OPINION: A time of opportunity for oilfield services sector

Oil news
Oil news
Opinion by Celine Delacroix, Associate Partner, EMEIA Oilfield Services at EY

As companies have continued to consolidate during the oil and gas market downturn, Céline Delacroix, Associate Partner, EMEIA Oilfield Services at EY, explains how this activity is creating investment and growth opportunities in the oilfield services sector.

The downturn has plagued the oil and gas sector over the past few years, but marked signs of recovery are now apparent, with improved oil prices, demand on the up and international oil companies reporting an increase in earnings – at the end of 2017, returns on capital of international oil companies reached their highest level since 2014.

As market conditions improve, operators are moving from focusing on survival to generating returns, diverting more capital to cost-advantaged basins and plays, or those that show a greater amount of capital flexibility. So, given this recovery, why is the oilfield services (OFS) sector lagging behind?

Celine Delacroix

Early stages of recovery

Notably, the current oil market cycle has differed from the norm. Cycles typically follow a regular pattern: high prices encourage investment in resources; operators and service companies boost assets and manpower; production outgrows demand, prices fall, profits crash and investment dries up; production falls flat, demand continues to grow, prices recover and it begins again.

This time, the shale revolution has resulted in improved rig productivity, meaning production, particularly in North America, has grown despite the fall in capital investment. Prices have only recovered due to OPEC’s continuing production restrictions.

As a result, OFS companies have continued to experience the most arduous effects of the downturn. The supply chain in higher-cost basins and more asset-intensive areas, in particular, has suffered, due to unreliable demand and price competition. In response, companies have cut operating costs, moved capacity out of the market and cut prices. During the early stages of a downturn, companies will typically have contracts in place to sustain them for a period of time. If these expire before the market recovers, it becomes a matter of survival – a stage that many are still at now.

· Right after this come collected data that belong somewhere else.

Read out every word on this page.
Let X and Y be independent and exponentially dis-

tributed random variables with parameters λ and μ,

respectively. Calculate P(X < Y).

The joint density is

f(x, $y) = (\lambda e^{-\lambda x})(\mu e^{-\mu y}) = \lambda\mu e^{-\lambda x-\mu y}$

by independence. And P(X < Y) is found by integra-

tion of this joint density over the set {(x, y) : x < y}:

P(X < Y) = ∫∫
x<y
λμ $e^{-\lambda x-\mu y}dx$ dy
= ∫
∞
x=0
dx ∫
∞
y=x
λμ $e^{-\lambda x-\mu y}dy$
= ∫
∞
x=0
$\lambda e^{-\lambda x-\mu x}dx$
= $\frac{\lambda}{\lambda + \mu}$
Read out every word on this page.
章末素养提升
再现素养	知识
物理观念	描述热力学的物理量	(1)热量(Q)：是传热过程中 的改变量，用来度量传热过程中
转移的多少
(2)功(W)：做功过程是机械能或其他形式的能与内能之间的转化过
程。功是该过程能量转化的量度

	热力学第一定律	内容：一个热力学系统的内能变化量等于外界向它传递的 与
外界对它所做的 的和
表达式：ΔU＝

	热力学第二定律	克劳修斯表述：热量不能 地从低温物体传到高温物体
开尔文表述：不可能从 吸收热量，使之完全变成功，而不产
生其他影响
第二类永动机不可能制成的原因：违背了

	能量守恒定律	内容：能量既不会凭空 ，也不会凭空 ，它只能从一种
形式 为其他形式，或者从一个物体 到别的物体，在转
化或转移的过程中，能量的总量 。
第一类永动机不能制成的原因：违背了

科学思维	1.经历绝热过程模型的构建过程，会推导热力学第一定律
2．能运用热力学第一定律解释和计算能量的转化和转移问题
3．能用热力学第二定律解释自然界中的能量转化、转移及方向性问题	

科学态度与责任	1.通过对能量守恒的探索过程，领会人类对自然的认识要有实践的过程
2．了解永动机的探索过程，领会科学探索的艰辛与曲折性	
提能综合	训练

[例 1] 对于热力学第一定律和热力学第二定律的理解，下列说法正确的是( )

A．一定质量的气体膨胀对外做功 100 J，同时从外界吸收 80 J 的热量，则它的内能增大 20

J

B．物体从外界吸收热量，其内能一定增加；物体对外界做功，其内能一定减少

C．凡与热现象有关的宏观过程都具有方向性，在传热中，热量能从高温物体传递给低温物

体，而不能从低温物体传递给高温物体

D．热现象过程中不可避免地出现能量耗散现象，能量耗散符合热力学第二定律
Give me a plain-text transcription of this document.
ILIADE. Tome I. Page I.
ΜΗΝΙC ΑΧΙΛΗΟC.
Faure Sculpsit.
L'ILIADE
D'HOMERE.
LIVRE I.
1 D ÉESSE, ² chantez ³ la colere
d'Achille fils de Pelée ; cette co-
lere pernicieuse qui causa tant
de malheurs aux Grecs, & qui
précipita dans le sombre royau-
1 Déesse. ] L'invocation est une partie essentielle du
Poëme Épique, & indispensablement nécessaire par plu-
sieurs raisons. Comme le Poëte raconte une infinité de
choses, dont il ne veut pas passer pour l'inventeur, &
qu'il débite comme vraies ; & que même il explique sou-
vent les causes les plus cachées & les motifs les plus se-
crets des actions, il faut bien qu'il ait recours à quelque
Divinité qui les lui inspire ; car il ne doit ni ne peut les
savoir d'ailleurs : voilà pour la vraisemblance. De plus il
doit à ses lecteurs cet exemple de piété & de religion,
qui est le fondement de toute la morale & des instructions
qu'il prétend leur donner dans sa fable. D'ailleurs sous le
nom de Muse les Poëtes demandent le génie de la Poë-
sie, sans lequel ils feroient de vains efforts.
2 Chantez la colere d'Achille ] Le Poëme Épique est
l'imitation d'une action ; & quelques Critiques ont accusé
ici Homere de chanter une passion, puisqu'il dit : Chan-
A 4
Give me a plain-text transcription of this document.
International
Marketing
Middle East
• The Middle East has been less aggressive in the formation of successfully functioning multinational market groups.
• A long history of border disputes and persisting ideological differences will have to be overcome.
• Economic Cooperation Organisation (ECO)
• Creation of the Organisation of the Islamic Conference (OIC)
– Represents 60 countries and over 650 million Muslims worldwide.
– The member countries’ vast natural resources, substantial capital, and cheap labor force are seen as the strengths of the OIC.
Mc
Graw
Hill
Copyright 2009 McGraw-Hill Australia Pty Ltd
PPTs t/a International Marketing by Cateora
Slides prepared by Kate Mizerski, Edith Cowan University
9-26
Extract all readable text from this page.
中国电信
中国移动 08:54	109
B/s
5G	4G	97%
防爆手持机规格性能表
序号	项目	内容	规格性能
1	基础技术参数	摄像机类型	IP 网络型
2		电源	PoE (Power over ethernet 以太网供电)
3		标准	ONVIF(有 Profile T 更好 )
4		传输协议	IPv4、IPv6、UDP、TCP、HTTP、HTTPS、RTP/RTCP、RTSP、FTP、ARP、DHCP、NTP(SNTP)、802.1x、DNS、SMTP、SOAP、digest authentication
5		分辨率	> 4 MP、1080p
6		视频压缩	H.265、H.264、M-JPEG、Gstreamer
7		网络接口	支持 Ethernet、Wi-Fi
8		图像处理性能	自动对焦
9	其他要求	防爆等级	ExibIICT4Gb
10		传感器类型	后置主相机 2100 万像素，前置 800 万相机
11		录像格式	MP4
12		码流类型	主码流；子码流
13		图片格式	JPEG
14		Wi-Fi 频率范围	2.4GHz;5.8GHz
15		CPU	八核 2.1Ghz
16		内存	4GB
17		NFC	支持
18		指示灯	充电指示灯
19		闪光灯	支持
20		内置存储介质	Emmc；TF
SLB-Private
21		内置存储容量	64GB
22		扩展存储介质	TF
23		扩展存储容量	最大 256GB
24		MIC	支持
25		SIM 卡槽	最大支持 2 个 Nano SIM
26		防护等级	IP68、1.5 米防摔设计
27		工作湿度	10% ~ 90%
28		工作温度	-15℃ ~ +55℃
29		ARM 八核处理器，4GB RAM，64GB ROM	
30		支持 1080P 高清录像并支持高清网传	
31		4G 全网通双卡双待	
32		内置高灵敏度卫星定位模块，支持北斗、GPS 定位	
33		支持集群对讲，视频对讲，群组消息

Eventually, however, these productivity gains will run their course and demand for oil will result in more capital being injected into wells. When activity picks up, service revenue intensity will increase – greater tendering activity, new contracts for idle rigs and vessels, and increasing utilisation are already apparent.

We are seeing an uptick in the cycle and, eventually, pricing will increase and the market will return to medium- to long-term contracts; however, for some contractors, it will likely be several quarters, if not years, before this happens. In the interim, it will be down to OFS companies to manage their capital well, and undertake fixed, lower-rate contracts with caution.

Opportunities for investment

While the current environment remains tough, the OFS sector’s positioning in the cycle means opportunities for future growth are rife. Consolidation, portfolio optimisation and merger and acquisition (M&A) activity have increased. In 2017, we saw 215 deals announced globally in the OFS sector, a 13% rise compared with 2016 levels.

This has been driven by several key factors. A focus on cost efficiencies has resulted in more value chain integration, as companies enter into partnerships, joint ventures or full consolidation; the need to achieve economies of scale has driven the creation of dominant companies with broader asset portfolios; and the push to reduce commoditisation and enhance offerings has led to continued technology and digital data integration. Financial stress, too, has been a key driver, as companies are forced to liquidate or sell assets.

These factors will create further investment and growth opportunities, alongside increased access to capital markets. We saw a surge in global initial public offering (IPO) activity in 2017, with the OFS sector raising approximately US$2 billion, out of Canada, the UK and the US. On the debt and equity side, capital market conditions have continued to be robust. While banks remain cautious, there is appetite to provide debt to new customers, and financing opportunities are available in both the bond market and from alternative financial investors, such as hedge funds, depending on individual requirements.

The OFS market has started to recover. With M&A activity expected to strengthen in 2018, supported by an expected upsurge in upstream capex spending and an improving oil price environment, there are clear opportunities to seize, by financial investors and industry players alike, which will not be available for long.